I’m wondering if what I’m seeing in this trace route is normal provider behavior (I haven’t seen this happen before now). My provider is @home and when ever I do a trace route I get the following results:

1 211 ms 20 ms 20 ms cr1-hfc10.alsv1.occa.home.net [24.0.216.1]
2 10 ms 20 ms 40 ms r1-ge2-0.alsv1.occa.home.net [24.1.160.1]
3 180 ms 20 ms 30 ms 10.0.242.77
4 80 ms 50 ms 20 ms 10.0.242.73
5 30 ms 291 ms 20 ms c1-pos5-0.anhmca1.home.net [24.7.74.73]
… rest of results omitted for brevity.

As you can see, the third and fourth hop are advertising 10’s and I wouldn’t think a provider would want traffic passing through a private address space. Also, this is happening just as the traffic is leaving one facility and going to another (I don’t know if that means anything). If you’re interested alsv is Aliso Viejo and anhmca is Anaheim (both in Orange County, CA). I could be wrong but I’m fairly certain this has just been happening for the last few weeks. Maybe I never noticed before.

I’d call @home about it but I know I’d get the run around and it would take 5 hours on the phone for someone just to tell me it’s none of my business.

Regards,

Larry Diffey

P.S. NANOG Range Day should include pictures of various vendor equipment. Pick whatever is frustrating you at the moment.

On Tue, Jun 26, 2001 at 11:35:55PM -0700, Larry Diffey exclaimed:

  3 180 ms 20 ms 30 ms 10.0.242.77
  4 80 ms 50 ms 20 ms 10.0.242.73

As you can see, the third and fourth hop are advertising 10's and I wouldn't
think a provider would want traffic passing through a private address space.

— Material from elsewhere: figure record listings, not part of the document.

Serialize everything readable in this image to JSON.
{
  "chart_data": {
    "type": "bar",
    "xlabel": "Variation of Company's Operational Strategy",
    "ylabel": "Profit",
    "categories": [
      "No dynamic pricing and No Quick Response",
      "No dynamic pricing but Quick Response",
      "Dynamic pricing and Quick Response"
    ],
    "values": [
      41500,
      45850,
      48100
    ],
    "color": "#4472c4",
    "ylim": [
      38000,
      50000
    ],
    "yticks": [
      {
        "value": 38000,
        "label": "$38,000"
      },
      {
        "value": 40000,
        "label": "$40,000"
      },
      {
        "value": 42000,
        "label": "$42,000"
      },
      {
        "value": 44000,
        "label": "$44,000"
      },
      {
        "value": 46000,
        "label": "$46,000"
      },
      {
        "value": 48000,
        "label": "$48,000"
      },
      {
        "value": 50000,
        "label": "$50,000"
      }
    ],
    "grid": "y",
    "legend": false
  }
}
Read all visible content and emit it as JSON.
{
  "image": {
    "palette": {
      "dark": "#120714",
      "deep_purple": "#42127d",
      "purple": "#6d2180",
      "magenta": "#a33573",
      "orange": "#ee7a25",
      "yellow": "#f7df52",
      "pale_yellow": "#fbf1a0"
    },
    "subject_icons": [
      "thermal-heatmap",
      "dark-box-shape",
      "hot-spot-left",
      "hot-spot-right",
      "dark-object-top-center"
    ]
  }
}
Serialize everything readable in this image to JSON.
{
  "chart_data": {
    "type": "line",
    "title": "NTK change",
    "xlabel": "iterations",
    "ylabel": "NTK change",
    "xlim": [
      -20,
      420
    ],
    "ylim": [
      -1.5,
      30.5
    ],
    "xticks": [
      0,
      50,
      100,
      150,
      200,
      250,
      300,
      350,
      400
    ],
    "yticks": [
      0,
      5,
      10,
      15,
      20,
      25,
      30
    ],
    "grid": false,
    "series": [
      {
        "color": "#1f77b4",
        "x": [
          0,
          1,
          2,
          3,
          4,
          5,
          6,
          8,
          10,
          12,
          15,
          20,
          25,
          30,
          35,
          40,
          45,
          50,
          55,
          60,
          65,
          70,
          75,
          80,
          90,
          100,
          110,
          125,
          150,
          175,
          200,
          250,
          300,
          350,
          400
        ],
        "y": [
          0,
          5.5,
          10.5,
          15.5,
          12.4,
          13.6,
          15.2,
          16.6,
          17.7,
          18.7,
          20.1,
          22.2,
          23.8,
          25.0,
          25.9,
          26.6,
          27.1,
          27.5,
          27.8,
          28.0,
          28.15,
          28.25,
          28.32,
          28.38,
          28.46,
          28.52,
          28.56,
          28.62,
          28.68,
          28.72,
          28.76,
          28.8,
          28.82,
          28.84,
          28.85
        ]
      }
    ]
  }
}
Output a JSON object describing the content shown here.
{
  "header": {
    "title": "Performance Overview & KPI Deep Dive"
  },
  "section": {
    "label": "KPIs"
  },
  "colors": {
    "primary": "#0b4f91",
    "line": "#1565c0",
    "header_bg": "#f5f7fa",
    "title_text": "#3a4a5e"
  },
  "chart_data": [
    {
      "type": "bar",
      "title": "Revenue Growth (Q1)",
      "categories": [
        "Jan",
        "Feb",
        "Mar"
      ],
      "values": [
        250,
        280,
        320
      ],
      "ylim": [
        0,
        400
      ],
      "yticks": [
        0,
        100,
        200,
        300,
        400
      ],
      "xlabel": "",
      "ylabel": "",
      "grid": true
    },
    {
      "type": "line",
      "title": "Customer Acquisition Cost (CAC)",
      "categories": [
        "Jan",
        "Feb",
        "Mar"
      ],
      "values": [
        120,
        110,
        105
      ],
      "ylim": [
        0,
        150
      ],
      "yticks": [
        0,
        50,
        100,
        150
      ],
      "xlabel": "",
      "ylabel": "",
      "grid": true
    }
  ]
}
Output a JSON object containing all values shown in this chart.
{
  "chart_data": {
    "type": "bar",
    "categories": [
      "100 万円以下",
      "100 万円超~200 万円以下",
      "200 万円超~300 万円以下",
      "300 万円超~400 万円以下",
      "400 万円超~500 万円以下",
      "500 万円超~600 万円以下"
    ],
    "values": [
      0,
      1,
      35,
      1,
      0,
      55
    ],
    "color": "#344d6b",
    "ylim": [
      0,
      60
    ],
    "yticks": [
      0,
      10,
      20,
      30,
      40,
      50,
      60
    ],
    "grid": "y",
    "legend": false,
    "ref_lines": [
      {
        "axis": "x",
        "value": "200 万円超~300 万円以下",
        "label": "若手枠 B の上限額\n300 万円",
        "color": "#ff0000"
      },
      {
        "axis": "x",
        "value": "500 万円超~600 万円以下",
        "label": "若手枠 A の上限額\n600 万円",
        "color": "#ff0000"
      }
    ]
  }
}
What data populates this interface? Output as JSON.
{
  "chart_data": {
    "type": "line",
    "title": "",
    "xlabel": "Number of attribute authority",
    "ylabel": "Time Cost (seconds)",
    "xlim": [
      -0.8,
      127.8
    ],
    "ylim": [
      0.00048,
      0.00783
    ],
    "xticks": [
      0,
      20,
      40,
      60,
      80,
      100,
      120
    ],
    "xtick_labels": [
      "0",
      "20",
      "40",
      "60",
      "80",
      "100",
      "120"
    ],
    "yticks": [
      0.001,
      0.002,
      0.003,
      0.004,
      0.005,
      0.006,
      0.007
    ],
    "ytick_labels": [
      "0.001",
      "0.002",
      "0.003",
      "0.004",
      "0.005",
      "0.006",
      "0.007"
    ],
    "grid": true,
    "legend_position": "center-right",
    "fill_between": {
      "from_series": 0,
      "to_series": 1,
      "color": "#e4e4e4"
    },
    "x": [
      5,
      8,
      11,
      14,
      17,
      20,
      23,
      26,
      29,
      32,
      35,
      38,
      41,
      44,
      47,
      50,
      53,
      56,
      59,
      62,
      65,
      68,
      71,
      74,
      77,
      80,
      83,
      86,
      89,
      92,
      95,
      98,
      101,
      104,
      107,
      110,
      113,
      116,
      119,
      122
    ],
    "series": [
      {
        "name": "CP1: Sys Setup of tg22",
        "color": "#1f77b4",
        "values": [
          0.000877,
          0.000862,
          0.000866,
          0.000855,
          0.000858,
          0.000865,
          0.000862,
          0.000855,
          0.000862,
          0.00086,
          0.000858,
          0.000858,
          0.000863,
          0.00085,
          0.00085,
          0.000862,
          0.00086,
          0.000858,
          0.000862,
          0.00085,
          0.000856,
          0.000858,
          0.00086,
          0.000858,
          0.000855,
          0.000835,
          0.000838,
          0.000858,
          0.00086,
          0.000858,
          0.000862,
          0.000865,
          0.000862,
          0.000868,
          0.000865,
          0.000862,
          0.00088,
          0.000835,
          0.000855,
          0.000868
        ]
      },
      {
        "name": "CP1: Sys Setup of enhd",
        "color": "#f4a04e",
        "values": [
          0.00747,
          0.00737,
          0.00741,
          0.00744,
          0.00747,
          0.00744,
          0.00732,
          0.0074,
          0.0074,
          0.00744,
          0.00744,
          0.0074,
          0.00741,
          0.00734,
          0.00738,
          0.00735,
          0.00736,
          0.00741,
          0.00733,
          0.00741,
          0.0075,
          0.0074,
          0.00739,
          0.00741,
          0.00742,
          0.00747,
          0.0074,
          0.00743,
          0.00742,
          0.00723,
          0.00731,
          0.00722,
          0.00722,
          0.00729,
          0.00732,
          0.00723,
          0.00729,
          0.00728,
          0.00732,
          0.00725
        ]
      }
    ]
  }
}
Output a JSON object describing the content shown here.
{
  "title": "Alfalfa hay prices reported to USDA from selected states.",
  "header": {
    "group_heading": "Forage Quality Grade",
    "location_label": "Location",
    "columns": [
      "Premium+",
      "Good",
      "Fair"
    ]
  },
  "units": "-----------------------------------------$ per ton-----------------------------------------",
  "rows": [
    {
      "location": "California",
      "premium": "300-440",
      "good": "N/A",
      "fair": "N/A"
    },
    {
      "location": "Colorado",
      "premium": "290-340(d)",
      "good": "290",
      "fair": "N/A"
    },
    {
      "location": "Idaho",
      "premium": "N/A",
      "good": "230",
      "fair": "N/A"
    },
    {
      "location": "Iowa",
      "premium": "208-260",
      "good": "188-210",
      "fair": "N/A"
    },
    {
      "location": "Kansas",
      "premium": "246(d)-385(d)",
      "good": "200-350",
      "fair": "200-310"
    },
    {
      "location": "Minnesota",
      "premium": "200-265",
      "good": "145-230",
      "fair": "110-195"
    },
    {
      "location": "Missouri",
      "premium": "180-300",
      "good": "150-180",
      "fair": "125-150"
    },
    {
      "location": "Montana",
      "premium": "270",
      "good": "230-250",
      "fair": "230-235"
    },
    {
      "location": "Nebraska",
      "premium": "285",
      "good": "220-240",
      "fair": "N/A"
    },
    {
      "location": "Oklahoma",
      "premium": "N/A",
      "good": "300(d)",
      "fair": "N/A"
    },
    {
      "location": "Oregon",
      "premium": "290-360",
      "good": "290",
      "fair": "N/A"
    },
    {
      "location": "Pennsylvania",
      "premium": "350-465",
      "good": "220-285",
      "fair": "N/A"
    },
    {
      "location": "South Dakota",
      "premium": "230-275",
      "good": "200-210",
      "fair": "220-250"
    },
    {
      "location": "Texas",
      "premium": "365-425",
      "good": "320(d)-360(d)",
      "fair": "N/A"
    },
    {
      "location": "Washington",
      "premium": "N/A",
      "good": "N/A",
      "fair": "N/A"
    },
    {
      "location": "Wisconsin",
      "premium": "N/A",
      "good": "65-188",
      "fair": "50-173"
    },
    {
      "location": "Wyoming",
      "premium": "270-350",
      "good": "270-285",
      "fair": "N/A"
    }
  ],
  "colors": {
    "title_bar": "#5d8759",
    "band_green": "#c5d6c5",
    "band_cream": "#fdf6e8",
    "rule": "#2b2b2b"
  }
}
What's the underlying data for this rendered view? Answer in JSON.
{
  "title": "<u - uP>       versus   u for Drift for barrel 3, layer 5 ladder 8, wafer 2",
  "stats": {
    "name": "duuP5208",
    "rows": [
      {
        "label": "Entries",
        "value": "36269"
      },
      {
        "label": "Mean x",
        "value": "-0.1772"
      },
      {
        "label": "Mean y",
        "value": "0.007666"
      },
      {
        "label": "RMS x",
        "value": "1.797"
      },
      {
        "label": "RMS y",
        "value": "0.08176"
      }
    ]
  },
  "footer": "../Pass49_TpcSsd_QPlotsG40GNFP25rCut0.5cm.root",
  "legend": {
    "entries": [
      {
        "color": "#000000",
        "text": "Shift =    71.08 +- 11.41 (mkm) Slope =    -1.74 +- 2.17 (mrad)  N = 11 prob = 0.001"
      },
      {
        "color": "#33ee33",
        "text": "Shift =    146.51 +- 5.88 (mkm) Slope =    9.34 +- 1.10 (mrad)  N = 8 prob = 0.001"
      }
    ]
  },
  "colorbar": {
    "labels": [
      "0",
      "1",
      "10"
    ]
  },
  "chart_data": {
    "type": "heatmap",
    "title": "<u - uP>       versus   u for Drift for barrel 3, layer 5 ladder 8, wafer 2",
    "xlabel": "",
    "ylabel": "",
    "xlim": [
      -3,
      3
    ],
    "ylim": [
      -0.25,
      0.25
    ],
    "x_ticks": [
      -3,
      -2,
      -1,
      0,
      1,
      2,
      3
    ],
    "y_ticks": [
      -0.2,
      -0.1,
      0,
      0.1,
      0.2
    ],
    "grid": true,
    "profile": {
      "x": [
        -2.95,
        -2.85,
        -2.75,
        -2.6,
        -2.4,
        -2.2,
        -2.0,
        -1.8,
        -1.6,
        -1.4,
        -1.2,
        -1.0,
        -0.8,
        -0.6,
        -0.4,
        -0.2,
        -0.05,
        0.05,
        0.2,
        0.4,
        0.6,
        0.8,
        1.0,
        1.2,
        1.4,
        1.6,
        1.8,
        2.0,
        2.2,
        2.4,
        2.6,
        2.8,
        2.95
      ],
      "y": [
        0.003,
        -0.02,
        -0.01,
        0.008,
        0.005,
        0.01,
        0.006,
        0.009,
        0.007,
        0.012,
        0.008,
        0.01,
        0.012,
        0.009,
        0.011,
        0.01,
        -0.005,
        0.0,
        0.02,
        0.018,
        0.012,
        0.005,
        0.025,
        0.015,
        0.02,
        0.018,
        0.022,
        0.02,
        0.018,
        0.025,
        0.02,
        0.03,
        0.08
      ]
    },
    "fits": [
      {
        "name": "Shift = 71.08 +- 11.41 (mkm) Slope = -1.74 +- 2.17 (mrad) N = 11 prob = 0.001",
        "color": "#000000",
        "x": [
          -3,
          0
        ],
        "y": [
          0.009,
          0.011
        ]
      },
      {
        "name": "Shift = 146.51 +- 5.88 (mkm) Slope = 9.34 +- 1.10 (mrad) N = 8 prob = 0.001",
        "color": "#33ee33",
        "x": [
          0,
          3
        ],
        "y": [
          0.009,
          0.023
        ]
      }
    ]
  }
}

ugh. you have just raised the skeleton of one of the top 3 most popular
religious wars in this forum. There is no consensus on this. I personally
think it's bad form, but as these addresses are unlikely to appear in anything
other than a traceroute, it's probably not hurting anything.

/me awaits the 1746 replies to come ...

I've only been lurking here for a couple of days and I hope this isn't
an inappropriate question for this group. No flames please if I
shouldn't have posted this (or for the double negative); a good stern
warning will do just fine. :slight_smile:

RFC1918 TROLL! lol. kidding. =)

I'm wondering if what I'm seeing in this trace route is normal provider
behavior (I haven't seen this happen before now).

<snip traceroute with 1918 addys>

Depends on the meaning of "normal". Check out

There are many, many other threads about this and related topics(NAT,
VPNs with 1918 addys, breaking traceoute with 1918 addys, etc.)
RFC1918 addys are sacred stomping ground.

@Home and Adelphia(atleast in VA) use 1918 addys internally. They
usually turn up between the modem and the distribution hub/headend(?).

Also, poke around at http://www.merit.edu/mail.archives/nanog/. Complete
archives of NANOG discussions from 1994.

-Gordo

On Tue, Jun 26, 2001 at 11:35:55PM -0700, Larry Diffey exclaimed:

  3 180 ms 20 ms 30 ms 10.0.242.77
  4 80 ms 50 ms 20 ms 10.0.242.73

As you can see, the third and fourth hop are advertising 10's and ?
wouldn't think a provider would want traffic passing through a private
address space.

ugh. you have just raised the skeleton of one of the top 3 most popular
religious wars in this forum. There is no consensus on this. I personally
think it's bad form, but as these addresses are unlikely to appear in
anything other than a traceroute, it's probably not hurting anything.

What if I were to tell you that some of these "so called private"
servers/machines, have telnet open to the @Home world ? Now that is a
problem. Its one thing to route these IP's among your equipment, its
another to not restrict customer access to them.

It also hoses PMTU Discovery if your router does RFC1918 ingress filtering
and one of the 10.x.x.x router addresses sends back a 'must fragment'.